Darüber hinaus konnten die Haftwerte völlig ungleichmäßig sein. Anfang der 2000er Jahre organisierte Prof. Degrange in Frankreich mehrere “Battles of Adhesion”, bei denen die Zahnärzte das Bonding auf extrahierten Zähnen durchführen und anschließend die Haftwerte messen konnten (1). Die Ergebnisse waren recht überraschend: Mit demselben Klebstoff und bei einem überwachten Verfahren konnten die Haftwerte von einem Zahnarzt zum anderen und bei demselben Zahnarzt von einem Zahn zum anderen variieren, was zeigte, dass die Wirksamkeit der Adhäsion auch vom Anwender abhing.

Dies war der Zeitpunkt, an dem die zweite große Veränderung eintrat: die Einführung von selbstätzenden Adhäsiven. Um die mit dem Ätzen des Dentins verbundenen Schwierigkeiten zu überwinden, wurde der Säuregehalt des Primers erhöht, wodurch das herkömmliche Ätzen mit Phosphorsäure für das Dentin überflüssig wurde. Dies war ein dentinfreundlicherer Ansatz. Zunächst waren die Haftwerte mit selbstätzenden Produkten nicht beeindruckend.
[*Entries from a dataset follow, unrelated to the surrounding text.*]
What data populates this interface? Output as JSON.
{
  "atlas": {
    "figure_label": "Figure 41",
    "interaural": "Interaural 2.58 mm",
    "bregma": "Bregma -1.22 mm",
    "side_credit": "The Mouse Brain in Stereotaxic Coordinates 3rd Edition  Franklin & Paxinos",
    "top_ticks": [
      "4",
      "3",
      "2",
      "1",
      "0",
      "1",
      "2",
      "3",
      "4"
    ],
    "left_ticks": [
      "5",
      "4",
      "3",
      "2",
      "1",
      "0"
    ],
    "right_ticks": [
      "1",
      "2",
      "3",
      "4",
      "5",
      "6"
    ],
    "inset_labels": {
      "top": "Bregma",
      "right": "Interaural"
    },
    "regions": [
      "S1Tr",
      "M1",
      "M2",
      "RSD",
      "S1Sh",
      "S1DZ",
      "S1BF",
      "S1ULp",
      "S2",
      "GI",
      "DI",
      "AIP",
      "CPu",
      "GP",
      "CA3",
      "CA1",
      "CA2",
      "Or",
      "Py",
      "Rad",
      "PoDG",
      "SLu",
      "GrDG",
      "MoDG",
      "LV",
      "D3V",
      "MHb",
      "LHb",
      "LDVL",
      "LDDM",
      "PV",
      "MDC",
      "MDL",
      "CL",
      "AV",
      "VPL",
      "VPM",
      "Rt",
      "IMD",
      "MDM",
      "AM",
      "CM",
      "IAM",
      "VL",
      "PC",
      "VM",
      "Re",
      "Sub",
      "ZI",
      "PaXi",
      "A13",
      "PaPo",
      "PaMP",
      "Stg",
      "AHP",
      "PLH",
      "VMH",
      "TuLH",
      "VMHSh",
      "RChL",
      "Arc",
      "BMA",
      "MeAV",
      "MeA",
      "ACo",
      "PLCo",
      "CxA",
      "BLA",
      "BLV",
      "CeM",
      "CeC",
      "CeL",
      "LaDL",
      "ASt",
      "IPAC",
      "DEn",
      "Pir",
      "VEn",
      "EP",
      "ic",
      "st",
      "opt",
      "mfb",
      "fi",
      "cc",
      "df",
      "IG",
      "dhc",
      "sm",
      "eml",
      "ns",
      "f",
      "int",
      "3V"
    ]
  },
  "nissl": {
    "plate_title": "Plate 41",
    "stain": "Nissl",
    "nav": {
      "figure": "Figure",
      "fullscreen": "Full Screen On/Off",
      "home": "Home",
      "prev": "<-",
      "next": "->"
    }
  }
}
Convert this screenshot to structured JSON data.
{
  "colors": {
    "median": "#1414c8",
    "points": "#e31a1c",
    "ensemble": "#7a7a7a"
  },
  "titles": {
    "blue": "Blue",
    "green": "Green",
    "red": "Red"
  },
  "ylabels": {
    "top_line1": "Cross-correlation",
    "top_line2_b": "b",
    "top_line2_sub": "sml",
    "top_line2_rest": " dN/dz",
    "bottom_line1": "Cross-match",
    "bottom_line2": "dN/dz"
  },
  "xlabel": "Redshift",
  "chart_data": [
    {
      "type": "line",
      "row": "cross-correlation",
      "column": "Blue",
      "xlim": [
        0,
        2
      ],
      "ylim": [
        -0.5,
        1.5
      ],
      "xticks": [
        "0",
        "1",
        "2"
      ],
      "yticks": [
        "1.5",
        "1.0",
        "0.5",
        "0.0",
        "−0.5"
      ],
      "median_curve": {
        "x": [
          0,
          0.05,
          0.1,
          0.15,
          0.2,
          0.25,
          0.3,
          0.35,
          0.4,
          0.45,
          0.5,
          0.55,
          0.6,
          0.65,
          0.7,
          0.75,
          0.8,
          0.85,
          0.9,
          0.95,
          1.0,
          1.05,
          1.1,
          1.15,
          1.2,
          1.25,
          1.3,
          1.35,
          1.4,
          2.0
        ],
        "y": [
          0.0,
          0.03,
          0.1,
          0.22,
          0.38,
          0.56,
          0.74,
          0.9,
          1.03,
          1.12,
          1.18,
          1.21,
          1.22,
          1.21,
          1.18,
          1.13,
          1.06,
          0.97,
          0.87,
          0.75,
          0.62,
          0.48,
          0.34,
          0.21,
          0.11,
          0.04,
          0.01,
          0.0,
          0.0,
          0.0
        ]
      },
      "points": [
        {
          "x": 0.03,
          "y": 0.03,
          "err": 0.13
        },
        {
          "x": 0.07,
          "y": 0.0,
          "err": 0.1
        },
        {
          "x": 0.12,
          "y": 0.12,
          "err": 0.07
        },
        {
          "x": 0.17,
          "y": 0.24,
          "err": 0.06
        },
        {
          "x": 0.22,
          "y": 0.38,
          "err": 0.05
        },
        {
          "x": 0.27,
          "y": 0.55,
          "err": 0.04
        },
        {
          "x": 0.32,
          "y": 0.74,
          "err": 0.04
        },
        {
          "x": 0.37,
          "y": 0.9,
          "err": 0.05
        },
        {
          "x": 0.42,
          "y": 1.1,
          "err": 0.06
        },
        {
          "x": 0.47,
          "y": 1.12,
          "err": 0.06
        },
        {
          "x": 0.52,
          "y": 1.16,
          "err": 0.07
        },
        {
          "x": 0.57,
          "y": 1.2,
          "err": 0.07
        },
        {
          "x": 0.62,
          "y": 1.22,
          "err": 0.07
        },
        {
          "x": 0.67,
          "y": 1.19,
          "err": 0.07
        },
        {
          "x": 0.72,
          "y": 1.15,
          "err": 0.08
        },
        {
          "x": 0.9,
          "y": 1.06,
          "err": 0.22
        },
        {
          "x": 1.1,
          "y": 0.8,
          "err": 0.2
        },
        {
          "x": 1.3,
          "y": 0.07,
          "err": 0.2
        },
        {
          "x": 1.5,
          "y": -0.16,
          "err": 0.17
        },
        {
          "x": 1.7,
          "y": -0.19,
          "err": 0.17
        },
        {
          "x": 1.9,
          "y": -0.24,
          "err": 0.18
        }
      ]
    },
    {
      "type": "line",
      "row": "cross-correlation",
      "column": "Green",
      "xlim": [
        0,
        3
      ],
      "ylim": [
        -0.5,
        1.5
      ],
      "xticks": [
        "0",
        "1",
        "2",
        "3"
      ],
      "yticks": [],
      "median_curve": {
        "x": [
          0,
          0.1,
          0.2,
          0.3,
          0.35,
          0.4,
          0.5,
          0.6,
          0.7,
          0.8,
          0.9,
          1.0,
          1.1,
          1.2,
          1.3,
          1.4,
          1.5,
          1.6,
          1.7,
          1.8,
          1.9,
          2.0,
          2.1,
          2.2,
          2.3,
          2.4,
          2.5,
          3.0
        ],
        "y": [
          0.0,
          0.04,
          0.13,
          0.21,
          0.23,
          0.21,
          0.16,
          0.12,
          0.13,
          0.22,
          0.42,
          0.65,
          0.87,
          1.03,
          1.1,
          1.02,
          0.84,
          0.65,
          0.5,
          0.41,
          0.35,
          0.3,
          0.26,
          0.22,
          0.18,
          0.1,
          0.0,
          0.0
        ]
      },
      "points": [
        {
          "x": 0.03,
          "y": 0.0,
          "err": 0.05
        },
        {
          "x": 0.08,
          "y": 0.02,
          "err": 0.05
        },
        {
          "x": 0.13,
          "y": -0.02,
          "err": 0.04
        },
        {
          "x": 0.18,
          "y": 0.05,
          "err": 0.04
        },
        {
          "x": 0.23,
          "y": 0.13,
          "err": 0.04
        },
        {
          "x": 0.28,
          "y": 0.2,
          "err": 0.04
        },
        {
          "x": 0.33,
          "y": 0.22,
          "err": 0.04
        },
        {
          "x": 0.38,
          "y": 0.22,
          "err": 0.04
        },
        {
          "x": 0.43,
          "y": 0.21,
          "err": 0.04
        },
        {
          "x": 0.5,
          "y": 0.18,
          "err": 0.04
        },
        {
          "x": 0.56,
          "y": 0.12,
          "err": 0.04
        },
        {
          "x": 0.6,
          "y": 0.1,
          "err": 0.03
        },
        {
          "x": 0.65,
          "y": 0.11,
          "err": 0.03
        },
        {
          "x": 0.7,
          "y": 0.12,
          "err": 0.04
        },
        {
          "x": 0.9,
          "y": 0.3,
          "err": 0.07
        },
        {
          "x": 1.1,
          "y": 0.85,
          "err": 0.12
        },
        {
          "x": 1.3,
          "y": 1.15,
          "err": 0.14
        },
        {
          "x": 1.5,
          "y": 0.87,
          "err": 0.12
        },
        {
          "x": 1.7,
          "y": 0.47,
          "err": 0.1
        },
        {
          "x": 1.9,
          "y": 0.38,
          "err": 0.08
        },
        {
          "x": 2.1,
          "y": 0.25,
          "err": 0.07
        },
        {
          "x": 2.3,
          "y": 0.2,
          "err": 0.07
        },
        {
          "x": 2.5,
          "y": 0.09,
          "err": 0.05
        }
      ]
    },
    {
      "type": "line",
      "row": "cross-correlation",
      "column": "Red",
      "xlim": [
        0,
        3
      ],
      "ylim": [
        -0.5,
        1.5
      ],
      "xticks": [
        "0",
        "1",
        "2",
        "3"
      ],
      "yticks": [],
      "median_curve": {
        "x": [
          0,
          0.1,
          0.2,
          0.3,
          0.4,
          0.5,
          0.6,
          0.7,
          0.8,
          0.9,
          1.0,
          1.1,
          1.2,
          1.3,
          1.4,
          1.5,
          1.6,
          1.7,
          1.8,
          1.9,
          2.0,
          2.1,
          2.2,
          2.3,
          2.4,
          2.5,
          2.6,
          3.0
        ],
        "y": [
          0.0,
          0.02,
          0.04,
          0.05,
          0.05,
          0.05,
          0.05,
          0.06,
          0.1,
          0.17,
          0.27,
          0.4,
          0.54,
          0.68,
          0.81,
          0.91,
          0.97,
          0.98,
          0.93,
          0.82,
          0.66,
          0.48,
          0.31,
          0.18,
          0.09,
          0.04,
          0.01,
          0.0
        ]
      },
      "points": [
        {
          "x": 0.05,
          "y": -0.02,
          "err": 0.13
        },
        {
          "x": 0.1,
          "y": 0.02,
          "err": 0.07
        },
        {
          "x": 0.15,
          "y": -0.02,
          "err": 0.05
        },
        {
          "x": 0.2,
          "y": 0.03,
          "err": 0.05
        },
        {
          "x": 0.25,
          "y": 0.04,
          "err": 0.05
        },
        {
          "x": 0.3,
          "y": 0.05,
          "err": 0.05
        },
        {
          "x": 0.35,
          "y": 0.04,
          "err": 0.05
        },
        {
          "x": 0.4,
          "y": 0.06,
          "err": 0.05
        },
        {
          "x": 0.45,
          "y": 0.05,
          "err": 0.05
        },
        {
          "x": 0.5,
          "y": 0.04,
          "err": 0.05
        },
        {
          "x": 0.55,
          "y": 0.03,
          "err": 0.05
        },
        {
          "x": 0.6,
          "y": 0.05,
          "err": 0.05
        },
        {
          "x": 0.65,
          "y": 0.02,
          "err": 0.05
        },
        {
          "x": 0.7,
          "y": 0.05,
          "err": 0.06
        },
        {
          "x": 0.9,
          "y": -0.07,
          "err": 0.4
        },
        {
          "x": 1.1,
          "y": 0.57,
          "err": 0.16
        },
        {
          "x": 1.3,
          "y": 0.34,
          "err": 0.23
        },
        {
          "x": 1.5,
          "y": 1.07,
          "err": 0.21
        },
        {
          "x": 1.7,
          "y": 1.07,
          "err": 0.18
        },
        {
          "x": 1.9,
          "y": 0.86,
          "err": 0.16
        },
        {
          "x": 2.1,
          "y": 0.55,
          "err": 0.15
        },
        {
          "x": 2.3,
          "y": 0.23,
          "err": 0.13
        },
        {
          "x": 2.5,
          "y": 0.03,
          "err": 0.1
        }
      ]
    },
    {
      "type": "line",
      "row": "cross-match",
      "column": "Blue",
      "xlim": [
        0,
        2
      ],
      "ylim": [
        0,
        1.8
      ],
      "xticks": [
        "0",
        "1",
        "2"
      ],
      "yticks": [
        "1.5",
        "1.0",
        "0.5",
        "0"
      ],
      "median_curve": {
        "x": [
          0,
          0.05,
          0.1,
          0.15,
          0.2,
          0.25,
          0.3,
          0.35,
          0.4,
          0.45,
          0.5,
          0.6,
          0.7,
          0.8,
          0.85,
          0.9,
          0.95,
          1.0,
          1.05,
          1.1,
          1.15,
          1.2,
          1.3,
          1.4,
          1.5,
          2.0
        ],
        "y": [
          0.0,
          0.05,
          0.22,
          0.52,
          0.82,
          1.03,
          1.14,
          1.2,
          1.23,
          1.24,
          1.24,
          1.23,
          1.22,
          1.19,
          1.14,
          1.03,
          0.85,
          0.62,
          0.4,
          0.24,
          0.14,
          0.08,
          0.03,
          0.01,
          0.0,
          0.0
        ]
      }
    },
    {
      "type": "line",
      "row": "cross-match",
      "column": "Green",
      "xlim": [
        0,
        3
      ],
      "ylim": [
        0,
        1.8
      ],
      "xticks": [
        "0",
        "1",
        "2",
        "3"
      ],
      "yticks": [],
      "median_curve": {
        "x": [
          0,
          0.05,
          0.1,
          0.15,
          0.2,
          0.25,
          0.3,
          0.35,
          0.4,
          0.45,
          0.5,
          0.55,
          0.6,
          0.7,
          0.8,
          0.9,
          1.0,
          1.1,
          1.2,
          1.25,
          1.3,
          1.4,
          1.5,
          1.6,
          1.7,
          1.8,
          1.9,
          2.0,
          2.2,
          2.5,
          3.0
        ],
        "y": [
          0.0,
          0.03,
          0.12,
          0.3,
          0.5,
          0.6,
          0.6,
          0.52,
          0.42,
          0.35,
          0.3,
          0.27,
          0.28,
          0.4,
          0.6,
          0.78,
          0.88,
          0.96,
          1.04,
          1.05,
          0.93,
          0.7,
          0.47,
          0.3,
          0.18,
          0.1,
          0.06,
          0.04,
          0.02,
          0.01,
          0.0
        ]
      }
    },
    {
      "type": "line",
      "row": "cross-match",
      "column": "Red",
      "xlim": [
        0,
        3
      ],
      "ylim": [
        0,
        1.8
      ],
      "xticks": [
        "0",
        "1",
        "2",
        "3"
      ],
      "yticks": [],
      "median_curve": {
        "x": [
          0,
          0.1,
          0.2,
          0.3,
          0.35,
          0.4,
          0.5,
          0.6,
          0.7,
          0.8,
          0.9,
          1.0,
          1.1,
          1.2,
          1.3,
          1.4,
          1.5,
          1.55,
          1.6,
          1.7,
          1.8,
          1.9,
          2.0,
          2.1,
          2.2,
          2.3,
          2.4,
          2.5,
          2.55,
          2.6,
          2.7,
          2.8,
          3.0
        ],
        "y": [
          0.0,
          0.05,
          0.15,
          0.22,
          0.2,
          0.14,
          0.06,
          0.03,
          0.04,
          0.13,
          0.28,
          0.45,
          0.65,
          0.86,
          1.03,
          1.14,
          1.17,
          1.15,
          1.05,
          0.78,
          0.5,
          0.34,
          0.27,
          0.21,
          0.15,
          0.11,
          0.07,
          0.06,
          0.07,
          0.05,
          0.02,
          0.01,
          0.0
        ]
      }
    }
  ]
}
Aber die Hersteller machten ihre Hausaufgaben und entwickelten immer effektivere selbstätzende Adhäsive mit einer geringeren Anzahl von Schritten und Flaschen.

Für das Bonding auf Schmelz war Total-Etch der richtige Weg, für das Bonding auf Dentin war Self-Etch der richtige Weg. Optimale Situation? Nicht ganz. Von den Haftvermittlern wurde mehr Einfachheit und Vielseitigkeit verlangt.

Die dritte große Veränderung fand vor einigen Jahren statt, als Universaladhäsive auf den Markt kamen. Nur eine Flasche, verwendbar mit oder ohne vorheriges Ätzen, je nachdem, auf welches Substrat geklebt werden soll; außerdem mit selektivem Ätzen, wenn eine Kavität sowohl Schmelz als auch Dentin zum Kleben umfasst.

Kalziumsilikate: Ein anderes Bonding-Substrat

Das klingt absolut perfekt, wenn man sich an Schmelz und Dentin hält. Aber wie verhält es sich mit anderen Substraten? Da Kompositkunststoffe aus biologischen Gründen nicht direkt auf oder in der Nähe der Pulpa platziert werden sollten, brachte Septodont 2010 einen hydraulischen Zement auf Kalziumsilikatbasis auf den Markt – Biodentine™, der sowohl mechanisch als auch biologisch gesundes Dentin nachahmt und damit das Konzept des Biobulkfill einführt.

Biodentine™ bietet eine Vielzahl von Vorteilen: Es setzt Kalziumionen und Kalziumhydroxid frei, die den pH-Wert anheben und so zur Remineralisierung des angrenzenden Dentins beitragen, während sie gleichzeitig die Entwicklung von Bakterien einschränken, da diese ein saures Milieu zum Wachstum benötigen. Studien haben gezeigt, dass Biodentine™ die Differenzierung von Stammzellen zu odontoblastenähnlichen Zellen auslöst, die tertiäres Dentin bilden; es kann entzündungshemmende Eigenschaften aufweisen, was die klinische Beobachtung geringerer Schmerzen bei Patienten erklärt.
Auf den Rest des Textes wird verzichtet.